Facinatin' Dancing

Facinatin' Dancing
NYCB in Kammermusik No. 2" photo © Paul Kolnik

"Concerto Barocco", "Kammermusik No. 2", "Who Cares?"
New York City Ballet
David H. Koch Theater
New York, NY
January 21, 2014


City Ballet opened its Winter season crisply, with three Balanchine works and one intermission. The scrupulous architecture of "Concerto Barocco" is really indestructible, as those glorious patterns weave in and out.  At times, though, the corps looked a bit tentative, and there were a few near misses.  There were no misses from Sara Mearns, dancing the second violin with her usual ability to make the stage disappear and let the audience feel she is seeing some mystery beyond those four walls.  She combines this otherworldly quality with almost dizzying speed and attack, and she commanded the stage.

Maria Kowroski, as the first violin, the one who gets the pas de deux, unfortunately, came a distant second.  Her extreme flexibility, while striking, seemed uninflected and she danced everything with the same, slightly diffident, approach, never varying the dynamics.  Tyler Angle, in his debut as the mysterious partner, was attentive and gracious.

"Kammermusik No. 2" is to some extent a mirror image of "Concerto Barocco"; each has a corps of eight, with Kammermusik's raucous and angular males (cousins, surely, to the Prodigal's goons) substituting for Barocco's crisp, serene females.  It was an interesting pairing.  There are differences, too, of course, since Kammermusik has two couples, each with a pas de deux.  Rebecca Krohn, with Amar Ramasar, despite an awkward slip, made the knotty, odd, frantic choreography gripping and unpredictable.  Their pas de deux, where they seem to reach and miss each other as she hides her eyes, was a touching lament for lost opportunities.  Abi Stafford, with Jared Angle, danced clearly, with beautifully articulated shapes, but her approach was a bit perky for the energetic, driven music.

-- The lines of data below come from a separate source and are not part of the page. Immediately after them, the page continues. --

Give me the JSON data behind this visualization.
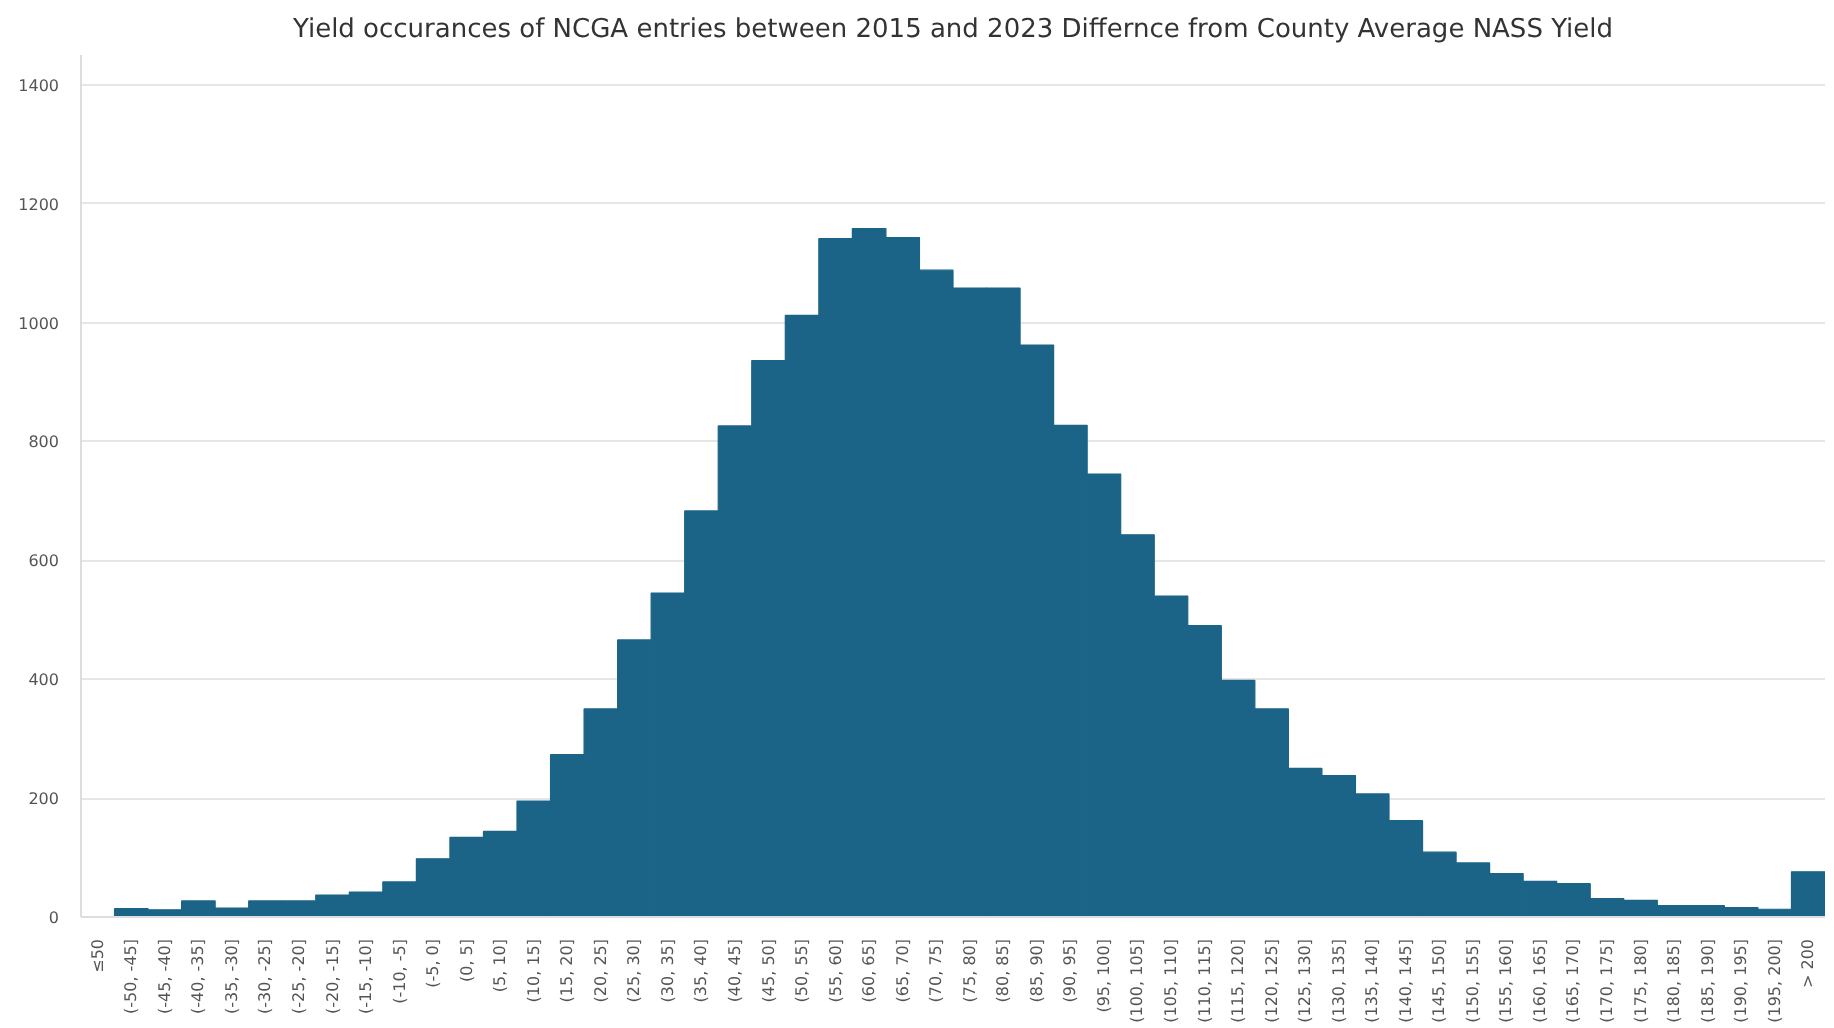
{
  "chart_data": {
    "type": "bar",
    "title": "Yield occurances of NCGA entries between 2015 and 2023 Differnce from County Average NASS Yield",
    "categories": [
      "≤50",
      "(-50, -45]",
      "(-45, -40]",
      "(-40, -35]",
      "(-35, -30]",
      "(-30, -25]",
      "(-25, -20]",
      "(-20, -15]",
      "(-15, -10]",
      "(-10, -5]",
      "(-5, 0]",
      "(0, 5]",
      "(5, 10]",
      "(10, 15]",
      "(15, 20]",
      "(20, 25]",
      "(25, 30]",
      "(30, 35]",
      "(35, 40]",
      "(40, 45]",
      "(45, 50]",
      "(50, 55]",
      "(55, 60]",
      "(60, 65]",
      "(65, 70]",
      "(70, 75]",
      "(75, 80]",
      "(80, 85]",
      "(85, 90]",
      "(90, 95]",
      "(95, 100]",
      "(100, 105]",
      "(105, 110]",
      "(110, 115]",
      "(115, 120]",
      "(120, 125]",
      "(125, 130]",
      "(130, 135]",
      "(135, 140]",
      "(140, 145]",
      "(145, 150]",
      "(150, 155]",
      "(155, 160]",
      "(160, 165]",
      "(165, 170]",
      "(170, 175]",
      "(175, 180]",
      "(180, 185]",
      "(185, 190]",
      "(190, 195]",
      "(195, 200]",
      "> 200"
    ],
    "values": [
      0,
      14,
      12,
      27,
      15,
      27,
      27,
      37,
      42,
      59,
      98,
      134,
      144,
      195,
      273,
      350,
      466,
      545,
      683,
      826,
      936,
      1012,
      1141,
      1158,
      1143,
      1088,
      1058,
      1058,
      962,
      827,
      745,
      643,
      540,
      490,
      398,
      350,
      250,
      238,
      207,
      162,
      109,
      91,
      73,
      60,
      56,
      31,
      28,
      19,
      19,
      16,
      13,
      76
    ],
    "color": "#1b6487",
    "ylim": [
      0,
      1450
    ],
    "yticks": [
      0,
      200,
      400,
      600,
      800,
      1000,
      1200,
      1400
    ],
    "grid": "y"
  }
}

Tiler Peck in "Who Cares" photo © Paul Kolnik

"Who Cares?" is definitely on the perky side, with its brassy Hershy Kay orchestrations of George Gershwin songs.  The Santo Loquasto costumes, new last year, are still jarring and cheesy.  The corps girls look like members of a high school drill team, and the boys like Gershin's urban sophisticates decided to rendezvous in Central Park in their jammies.  Listening to the melodies evoking those complex rhymes and sophisticated lyrics and watching the garish costumes on the stage was a bit like drinking champagne from a plastic cup.

But at least it was good champagne.  Ashley Laracey and Sean Suozzi were infectious "Do, Do, Doing", as were Lauren King and Devin Alberda in "Lady Bo Good", dancing with a jazzy energy and classical precision.  Tiler Peck's "The Man I Love", with Robert Fairchild, is a desert island performance, one for the ages.  She has the gumption to take risks, the technique to make it all look so easy, and the imagination to make every move about the woman on stage, a woman wary but hopeful, drawing back, pausing, and then finally swept away by love. Her "Facinatin' Rhythm" solo, with its complex dynamics, was elegant, sparkling, and radiantly musical.

Her cohorts were a sparking vintage, too.  Fairchild, whose costume has fortunately lost some of its sequins, was a loose-limbed, forthright, All-American hero.  Teresa Reichlen's Stairway to Paradise did have one slip, but she danced with a luxurious dynamism.  Ashley Bouder is dynamism incarnate, and at times she can seem to vamp the audience, but she has a technical purity that gives her dancing a feeling of suspending time, as she pauses in a breathtakingly pure arabesque or holds a pose for a moment, seeming to extend the music.  Lucky Robert Fairchild, to have three such gorgeous dancers to choose from.  And lucky audience, to be able to watch them.